Während bei meinem ersten Besuch 1986 das Pfarrhaus noch intakt und die Kirche geschlossen war, hatten sich die Verhältnisse etwas geändert. Das Pfarrhaus ist verkauft worden und wird als Wohnhaus genutzt. Die Kirche dagegen ist inzwischen saniert und macht einen einladenden Eindruck. Deshalb hat das Ölgemälde in der Kirche unter der linken Seitenempore einen neuen Platz gefunden. Am späten Nachmittag ging es mit einigen Erleichterungen zurück in die Heimat. Mit dem Fahrrad zum Hauptbahnhof und dann mit dem Zug nach Stumsdorf.

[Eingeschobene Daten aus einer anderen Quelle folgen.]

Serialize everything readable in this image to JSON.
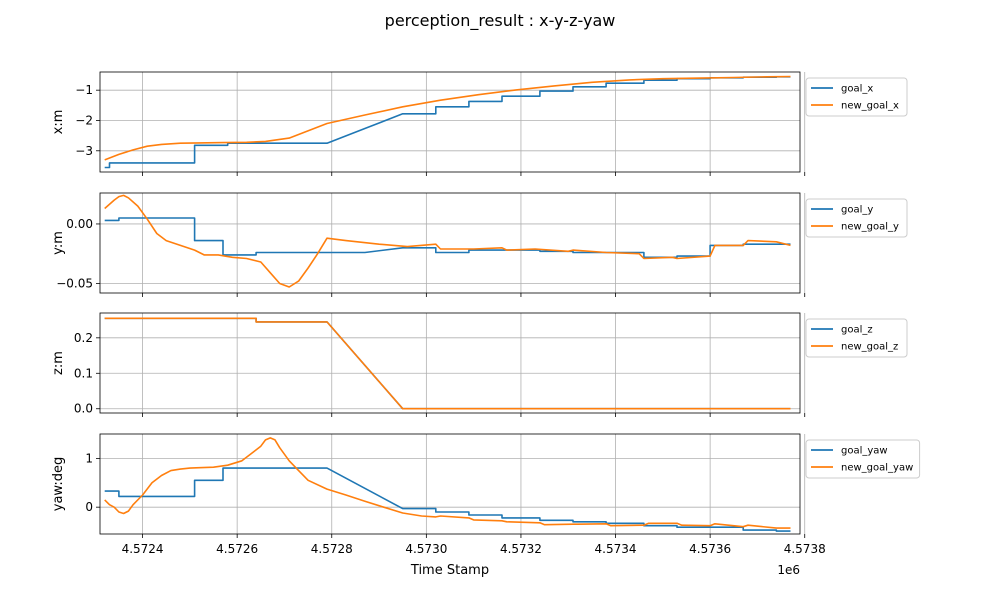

Von dort aus wieder mit dem Fahrrad über Göttnitz und Löbersdorf nach Zörbig. Durch die schon erwähnten Informationen von Pfarrer Bernd Gaus und Silvia Mertens können wir uns ein neues Bild über das Leben des Johann Melchior Kirsch machen. Das sieht dann so aus und findet in der „Löberitzer Schachchronik“ folgenden Niederschlag: Johannes Melchior Kaspar Baltharsar Kirsch, so sein vollständiger und sich wegen seines Geburtstages zum Fest der Hl. Drei Könige beziehende Name, wurde am 6. Januar 1844 in Leuth als Sohn des 1877 verstorbenen und in Straßburg / Elsass tätigen kgl. Zolleinnehmer und Zollbeamten Johann Peter Kirsch geboren. Er besuchte das Gymnasium Gütersloh und Cleve und studierte von 1868 bis 1872 an der Universität zu Halle. Zur Finanzierung des Studiums war er in Löberitz bei Zörbig als Privatlehrer tätig. Dabei brachte er das Schachspiel nach Löberitz und begründete gemeinsam mit dem Gashofbesitzer Friedrich Franz Ohme 1871 den „Löberitzer Schachklub“. Nach Beendigung des Studiums war er als Lehrer in einer Privatschule in der Schweiz und dann als Rektor in Neutomischel / Wartheland tätig. Am 10. Oktober des Jahres 1882 ehelichte er in Halle a. d. Saale Theresia Marie Friederike Weber, die Tochter des Bäckermeisters Gustav Christoph Weber. Aus dieser Ehe gingen vier Kinder, drei Jungen und die 1884 in Pyrehne geborene und später mit dem Großjenaer Pfarrer Georg Werner verheiratete Tochter Johanne Antonie Margarete, hervor. 1886 legte er in Berlin das 2. Examen ab, wurde am 10.10.1886 ordiniert und einen Tag später vereidigt. Von 1886 bis 1887 wirkte er als Hofprediger in Pyrehne b. Landsberg a. d. Warthe, von 1887 bis 1889 als Pfr. in Landsberger Holländer1 an der Warthe und von 1889 bis 1909 als Pfarrer in der St. Katharinen-Kirche zu Ammendorf. Am 22. März 1897 erhielt Kirsch für seine Teilnahme am Deutsch-Französischen Krieg 1870/71 die aus Anlass des 100. Geburtstages Kaiser Wilhelms I. gestiftete Centenarmedaille2.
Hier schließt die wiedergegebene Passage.